Wem hilft die Moortherapie?

Im Rahmen einer Kinderwunschtherapie können Mooranwendungen, angewandt bei Frauen und Männern, eine Schwangerschaft positiv begünstigen. Moorbäder stellen eine gute Unterstützung dar bei …

© Ammergauer Alpen GmbH, MoorSymphonie
  • Frauen, bei denen hormonelle Störungen im Prolaktin-, Östrogen-, Progesteronstoffwechsel zugrunde liegen. Dieser Befund macht sich oft durch Zyklusunregelmäßigkeiten bemerkbar und ist nicht immer durch Blutwerte nachweisbar.
  • Männer und Frauen, bei denen eine bessere Durchblutung im Unterleibsbereich therapeutisch gewünscht ist, um die Spermienqualität, bzw. die Perfusion im Ovarbereich zu erhöhen.
  • Paare, die zuerst - oder ausschließlich - zu einer natürlichen Schwangerschaft kommen möchten, da sie reproduktionsmedizinische Maßnahmen aus ethischen Gründen oder wegen der körperlichen und psychischen Anstrengungen für sich nicht in Betracht ziehen.
  • Paare, die mehrere reproduktionsmedizinische Therapieversuche (IVF, Inseminationen, ICSI) durchlaufen haben und dadurch emotional sehr stark belastet sind.
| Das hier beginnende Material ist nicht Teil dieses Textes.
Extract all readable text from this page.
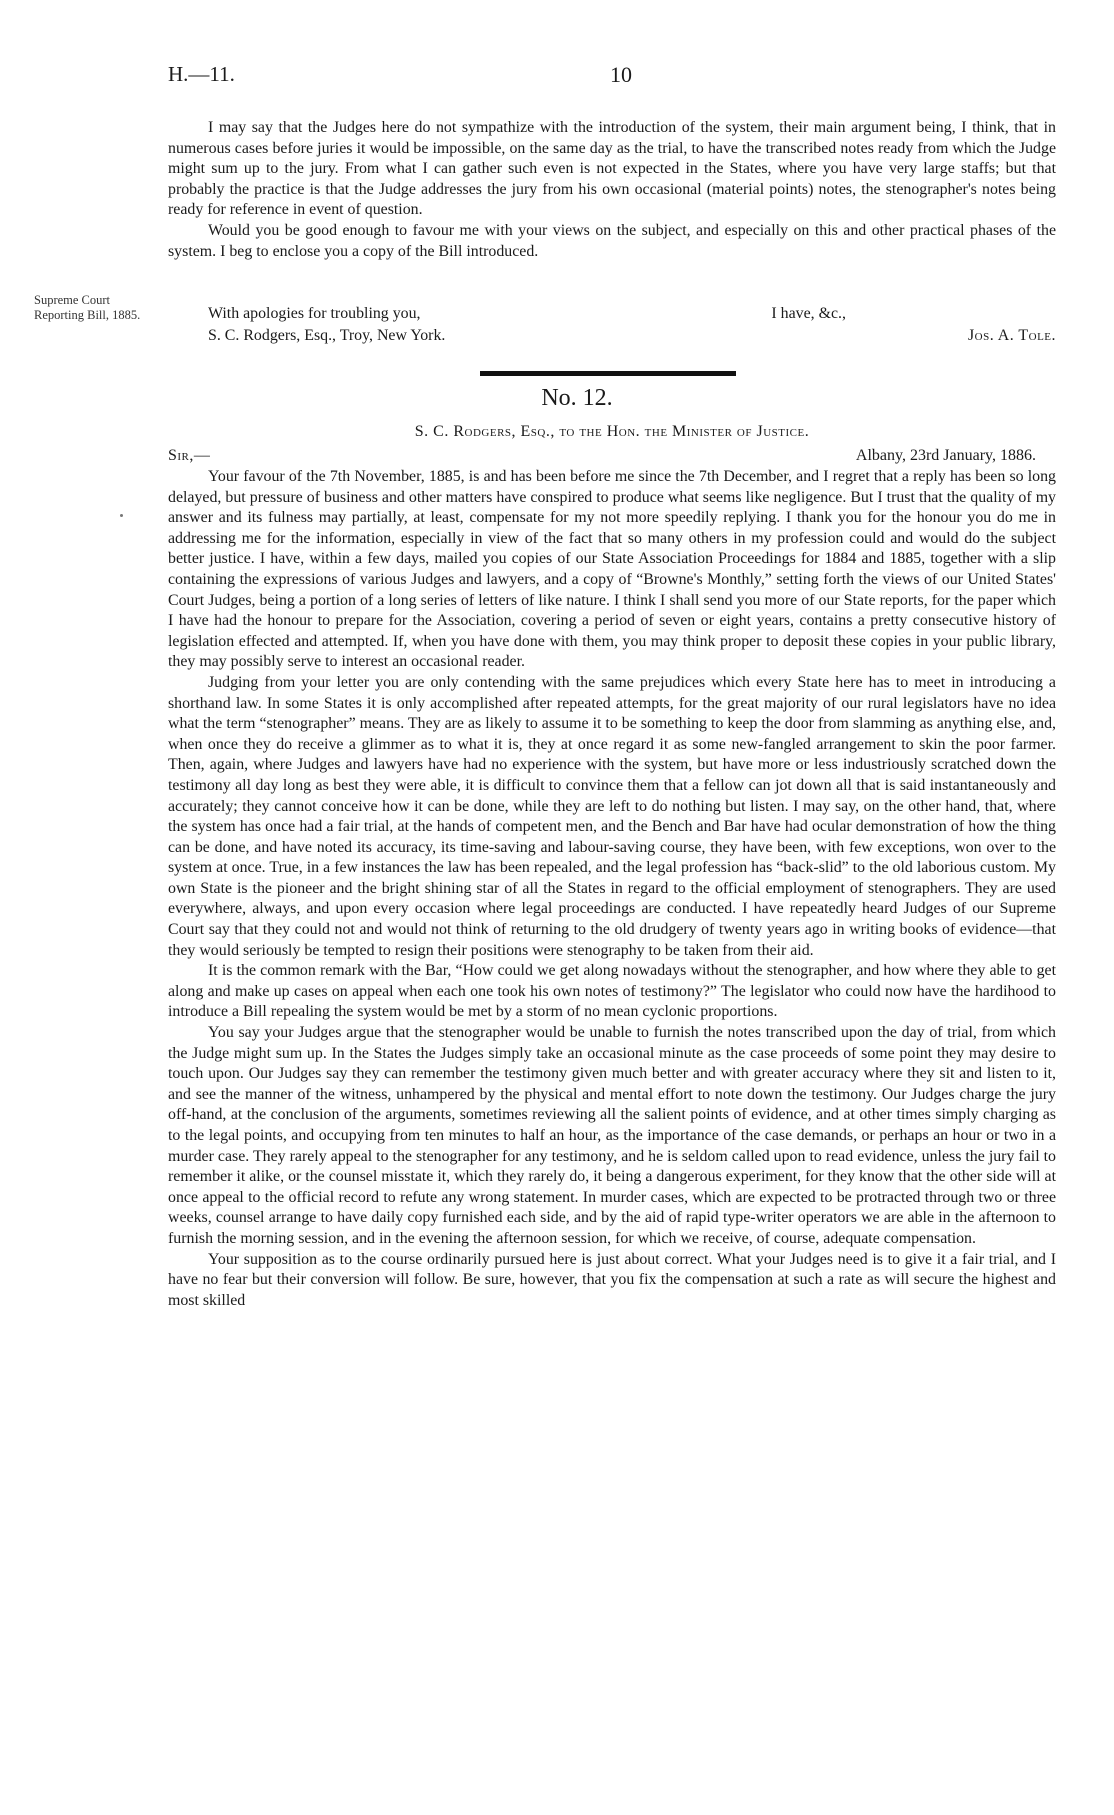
H.—11.	10

I may say that the Judges here do not sympathize with the introduction of the system, their main argument being, I think, that in numerous cases before juries it would be impossible, on the same day as the trial, to have the transcribed notes ready from which the Judge might sum up to the jury. From what I can gather such even is not expected in the States, where you have very large staffs; but that probably the practice is that the Judge addresses the jury from his own occasional (material points) notes, the stenographer's notes being ready for reference in event of question.

Would you be good enough to favour me with your views on the subject, and especially on this and other practical phases of the system. I beg to enclose you a copy of the Bill introduced.

Supreme Court Reporting Bill, 1885.	With apologies for troubling you,	I have, &c.,
S. C. Rodgers, Esq., Troy, New York.	Jos. A. Tole.
No. 12.
S. C. Rodgers, Esq., to the Hon. the Minister of Justice.
Sir,—	Albany, 23rd January, 1886.

Your favour of the 7th November, 1885, is and has been before me since the 7th December, and I regret that a reply has been so long delayed, but pressure of business and other matters have conspired to produce what seems like negligence. But I trust that the quality of my answer and its fulness may partially, at least, compensate for my not more speedily replying. I thank you for the honour you do me in addressing me for the information, especially in view of the fact that so many others in my profession could and would do the subject better justice. I have, within a few days, mailed you copies of our State Association Proceedings for 1884 and 1885, together with a slip containing the expressions of various Judges and lawyers, and a copy of “Browne's Monthly,” setting forth the views of our United States' Court Judges, being a portion of a long series of letters of like nature. I think I shall send you more of our State reports, for the paper which I have had the honour to prepare for the Association, covering a period of seven or eight years, contains a pretty consecutive history of legislation effected and attempted. If, when you have done with them, you may think proper to deposit these copies in your public library, they may possibly serve to interest an occasional reader.

Judging from your letter you are only contending with the same prejudices which every State here has to meet in introducing a shorthand law. In some States it is only accomplished after repeated attempts, for the great majority of our rural legislators have no idea what the term “stenographer” means. They are as likely to assume it to be something to keep the door from slamming as anything else, and, when once they do receive a glimmer as to what it is, they at once regard it as some new-fangled arrangement to skin the poor farmer. Then, again, where Judges and lawyers have had no experience with the system, but have more or less industriously scratched down the testimony all day long as best they were able, it is difficult to convince them that a fellow can jot down all that is said instantaneously and accurately; they cannot conceive how it can be done, while they are left to do nothing but listen. I may say, on the other hand, that, where the system has once had a fair trial, at the hands of competent men, and the Bench and Bar have had ocular demonstration of how the thing can be done, and have noted its accuracy, its time-saving and labour-saving course, they have been, with few exceptions, won over to the system at once. True, in a few instances the law has been repealed, and the legal profession has “back-slid” to the old laborious custom. My own State is the pioneer and the bright shining star of all the States in regard to the official employment of stenographers. They are used everywhere, always, and upon every occasion where legal proceedings are conducted. I have repeatedly heard Judges of our Supreme Court say that they could not and would not think of returning to the old drudgery of twenty years ago in writing books of evidence—that they would seriously be tempted to resign their positions were stenography to be taken from their aid.

It is the common remark with the Bar, “How could we get along nowadays without the stenographer, and how where they able to get along and make up cases on appeal when each one took his own notes of testimony?” The legislator who could now have the hardihood to introduce a Bill repealing the system would be met by a storm of no mean cyclonic proportions.

You say your Judges argue that the stenographer would be unable to furnish the notes transcribed upon the day of trial, from which the Judge might sum up. In the States the Judges simply take an occasional minute as the case proceeds of some point they may desire to touch upon. Our Judges say they can remember the testimony given much better and with greater accuracy where they sit and listen to it, and see the manner of the witness, unhampered by the physical and mental effort to note down the testimony. Our Judges charge the jury off-hand, at the conclusion of the arguments, sometimes reviewing all the salient points of evidence, and at other times simply charging as to the legal points, and occupying from ten minutes to half an hour, as the importance of the case demands, or perhaps an hour or two in a murder case. They rarely appeal to the stenographer for any testimony, and he is seldom called upon to read evidence, unless the jury fail to remember it alike, or the counsel misstate it, which they rarely do, it being a dangerous experiment, for they know that the other side will at once appeal to the official record to refute any wrong statement. In murder cases, which are expected to be protracted through two or three weeks, counsel arrange to have daily copy furnished each side, and by the aid of rapid type-writer operators we are able in the afternoon to furnish the morning session, and in the evening the afternoon session, for which we receive, of course, adequate compensation.

Your supposition as to the course ordinarily pursued here is just about correct. What your Judges need is to give it a fair trial, and I have no fear but their conversion will follow. Be sure, however, that you fix the compensation at such a rate as will secure the highest and most skilled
Die Entspannung und Regulierung im Heilbad kann erfahrungsgemäß einer weiteren reproduktionsmedizinischen Maßnahme einen guten Boden bereiten.
  • Paare, die ein entspanntes Miteinander suchen: Seit langem weiß man, dass Stress ein wesentlicher Faktor bei Kinderlosigkeit sein kann. Ruhephasen wirken sich günstig auf die einzelnen körperlichen Funktionen aus und können damit eine Schwangerschaft positiv begünstigen.